「漫画時空の超越に挑む」セトウツミ とびこがれさんの映画レビュー(感想・評価)
漫画時空の超越に挑む
此元和津也による原作は、私史上一番好きな漫画です。何度読み返してもめちゃくちゃ笑います。言葉が見事なのはわかるんですが、それだけでなく台詞と台詞の間の時間の流れまですべて練られているような印象を受けます。
とは言えそちらを褒める場ではないですね。映画ですが、原作の方が面白かった。
やはり俳優がセトとウツミになりきれなかったところでしょう。どんな作品でもそうなんですが、セトウツミは特殊すぎた。普通の作品は物語に一貫するテーマや見せたいものがあって、そのために演者から衣装、場面、音楽、背景、全てを使ってそのテーマを訴えかけます。漫画原作を実写化すると演者の見てくれは絵から実在の人へ変わりますが、別の素材で同じテーマを訴えかけているだけなので、同じタイトル同じ物語をまた別の素材で見られる楽しみがありますね。
しかしセトウツミは、この二人のキャラと関係性とやり取りと、つまりこの二人が見せたい全てなんですね。そして見せ方において、原作は非常に完成されていました。だからどこをどう変えても難しい、もっというと音楽すら余計な気がしてしまいました。多分これ、アニメ化でもうまくいかないと思います。町田康さんの小説が小説でしかあり得ないように、セトウツミもまた漫画でしかあり得ない。基本的にとある人間ドラマを描写したものは、小説と漫画と映像と互換性があるのでしょうが 、その表現を極めて個性になっているものについては互換が難しくなるのでしょう。
それからウツミの一々長い台詞、読むのに精一杯という感じでしたね。声に出して読み上げるとこんなにくどいのかと驚きました。
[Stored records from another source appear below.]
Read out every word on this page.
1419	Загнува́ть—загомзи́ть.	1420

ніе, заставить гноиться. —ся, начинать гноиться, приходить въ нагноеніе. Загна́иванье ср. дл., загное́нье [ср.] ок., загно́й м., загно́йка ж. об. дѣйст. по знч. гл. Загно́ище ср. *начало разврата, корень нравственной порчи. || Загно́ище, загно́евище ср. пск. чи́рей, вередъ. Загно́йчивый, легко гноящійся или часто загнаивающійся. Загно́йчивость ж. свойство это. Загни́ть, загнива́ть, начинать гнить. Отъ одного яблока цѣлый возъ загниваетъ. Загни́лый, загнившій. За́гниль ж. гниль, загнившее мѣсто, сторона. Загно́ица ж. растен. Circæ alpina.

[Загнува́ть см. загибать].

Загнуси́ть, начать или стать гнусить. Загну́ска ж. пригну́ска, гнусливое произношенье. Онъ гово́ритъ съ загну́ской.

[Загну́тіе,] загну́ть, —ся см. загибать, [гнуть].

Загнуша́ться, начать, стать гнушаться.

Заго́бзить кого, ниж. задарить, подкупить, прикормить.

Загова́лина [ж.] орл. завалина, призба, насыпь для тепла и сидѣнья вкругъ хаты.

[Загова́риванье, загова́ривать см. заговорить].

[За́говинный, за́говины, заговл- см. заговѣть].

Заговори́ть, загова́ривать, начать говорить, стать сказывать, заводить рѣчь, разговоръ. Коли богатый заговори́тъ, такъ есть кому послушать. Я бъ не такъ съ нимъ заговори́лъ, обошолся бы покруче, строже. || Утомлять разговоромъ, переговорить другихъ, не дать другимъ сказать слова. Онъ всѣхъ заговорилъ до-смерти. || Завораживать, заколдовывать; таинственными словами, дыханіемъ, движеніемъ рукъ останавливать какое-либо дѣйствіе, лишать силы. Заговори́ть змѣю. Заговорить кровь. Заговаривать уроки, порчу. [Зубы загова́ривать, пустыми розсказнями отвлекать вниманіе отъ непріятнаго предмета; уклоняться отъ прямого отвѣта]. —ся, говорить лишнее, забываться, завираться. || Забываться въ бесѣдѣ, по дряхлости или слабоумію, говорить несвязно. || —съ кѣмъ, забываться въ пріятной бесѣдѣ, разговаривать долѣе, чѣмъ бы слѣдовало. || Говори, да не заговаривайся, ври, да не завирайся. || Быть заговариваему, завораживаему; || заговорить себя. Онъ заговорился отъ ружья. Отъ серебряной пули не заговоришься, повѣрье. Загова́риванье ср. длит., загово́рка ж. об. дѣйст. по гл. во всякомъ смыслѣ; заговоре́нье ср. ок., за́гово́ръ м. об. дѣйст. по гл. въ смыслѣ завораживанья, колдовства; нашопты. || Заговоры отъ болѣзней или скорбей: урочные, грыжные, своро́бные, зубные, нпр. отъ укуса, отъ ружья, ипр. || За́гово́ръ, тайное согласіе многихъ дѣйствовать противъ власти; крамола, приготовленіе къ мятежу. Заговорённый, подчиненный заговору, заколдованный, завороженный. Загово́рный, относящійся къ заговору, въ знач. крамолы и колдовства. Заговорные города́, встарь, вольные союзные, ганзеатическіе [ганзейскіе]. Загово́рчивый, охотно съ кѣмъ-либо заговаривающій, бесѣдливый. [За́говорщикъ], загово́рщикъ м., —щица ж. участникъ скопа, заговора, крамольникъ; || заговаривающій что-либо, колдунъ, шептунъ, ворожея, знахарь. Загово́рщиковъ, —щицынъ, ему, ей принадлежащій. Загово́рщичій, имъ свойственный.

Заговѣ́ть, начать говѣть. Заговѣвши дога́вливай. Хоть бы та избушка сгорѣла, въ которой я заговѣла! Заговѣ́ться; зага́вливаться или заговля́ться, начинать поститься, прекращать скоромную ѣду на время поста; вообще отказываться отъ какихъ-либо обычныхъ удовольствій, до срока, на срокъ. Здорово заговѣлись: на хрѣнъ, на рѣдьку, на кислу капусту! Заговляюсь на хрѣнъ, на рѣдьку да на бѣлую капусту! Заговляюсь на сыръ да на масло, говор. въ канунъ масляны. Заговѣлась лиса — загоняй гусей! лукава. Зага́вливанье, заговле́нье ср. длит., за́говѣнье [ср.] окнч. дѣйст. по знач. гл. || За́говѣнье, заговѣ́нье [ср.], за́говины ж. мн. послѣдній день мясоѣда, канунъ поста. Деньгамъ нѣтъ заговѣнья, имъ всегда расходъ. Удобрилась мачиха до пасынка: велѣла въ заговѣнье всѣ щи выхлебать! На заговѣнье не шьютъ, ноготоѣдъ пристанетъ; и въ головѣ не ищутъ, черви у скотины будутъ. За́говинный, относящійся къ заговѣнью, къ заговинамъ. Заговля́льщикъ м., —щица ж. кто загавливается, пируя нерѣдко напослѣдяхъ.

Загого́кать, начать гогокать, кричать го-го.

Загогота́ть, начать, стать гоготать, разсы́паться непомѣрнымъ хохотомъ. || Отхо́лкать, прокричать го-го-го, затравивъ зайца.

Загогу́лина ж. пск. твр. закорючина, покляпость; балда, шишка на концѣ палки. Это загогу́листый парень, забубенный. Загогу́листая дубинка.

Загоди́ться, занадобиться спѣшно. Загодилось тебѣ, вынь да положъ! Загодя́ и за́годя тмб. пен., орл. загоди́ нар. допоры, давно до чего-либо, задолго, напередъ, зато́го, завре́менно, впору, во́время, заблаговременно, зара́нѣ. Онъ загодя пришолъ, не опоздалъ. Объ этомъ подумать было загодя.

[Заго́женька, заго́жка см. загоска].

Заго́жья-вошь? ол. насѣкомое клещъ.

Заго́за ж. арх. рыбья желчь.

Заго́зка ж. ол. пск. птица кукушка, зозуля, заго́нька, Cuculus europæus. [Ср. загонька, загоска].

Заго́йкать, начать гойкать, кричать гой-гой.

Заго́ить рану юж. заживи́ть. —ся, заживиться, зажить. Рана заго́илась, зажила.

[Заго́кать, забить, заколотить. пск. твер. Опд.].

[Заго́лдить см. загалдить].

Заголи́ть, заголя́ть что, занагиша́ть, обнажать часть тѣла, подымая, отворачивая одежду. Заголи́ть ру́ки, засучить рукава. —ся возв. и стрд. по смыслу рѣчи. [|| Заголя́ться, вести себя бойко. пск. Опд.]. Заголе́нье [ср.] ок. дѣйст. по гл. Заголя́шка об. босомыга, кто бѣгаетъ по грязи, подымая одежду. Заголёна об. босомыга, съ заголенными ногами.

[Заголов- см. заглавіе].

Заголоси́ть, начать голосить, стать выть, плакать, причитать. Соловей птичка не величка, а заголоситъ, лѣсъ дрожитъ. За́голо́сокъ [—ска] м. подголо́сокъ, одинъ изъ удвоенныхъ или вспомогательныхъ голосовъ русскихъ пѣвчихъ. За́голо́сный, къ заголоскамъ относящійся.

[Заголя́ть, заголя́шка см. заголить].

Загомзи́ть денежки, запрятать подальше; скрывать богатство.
では原作ではどうだったか思い出してみると、ウツミの(セトもだが)台詞中は、時間の流れが止まっていたように思う。歩きながら喋っているはずの台詞、例えばスロベニア~なんかも漫画では、絡んでくる同級生に一言で切り捨てるように言い放っているような表現です。その意味で現実における時空を超越して編集された漫画という媒体の極致における作品だったと、改めて気づかされる思いです。
けどこの傑作の映像化に挑んだのは素晴らしいし、私も観ていて寒いとかは全然なくて、ずっと楽しかった。観ていて楽しいなら、いい映画です。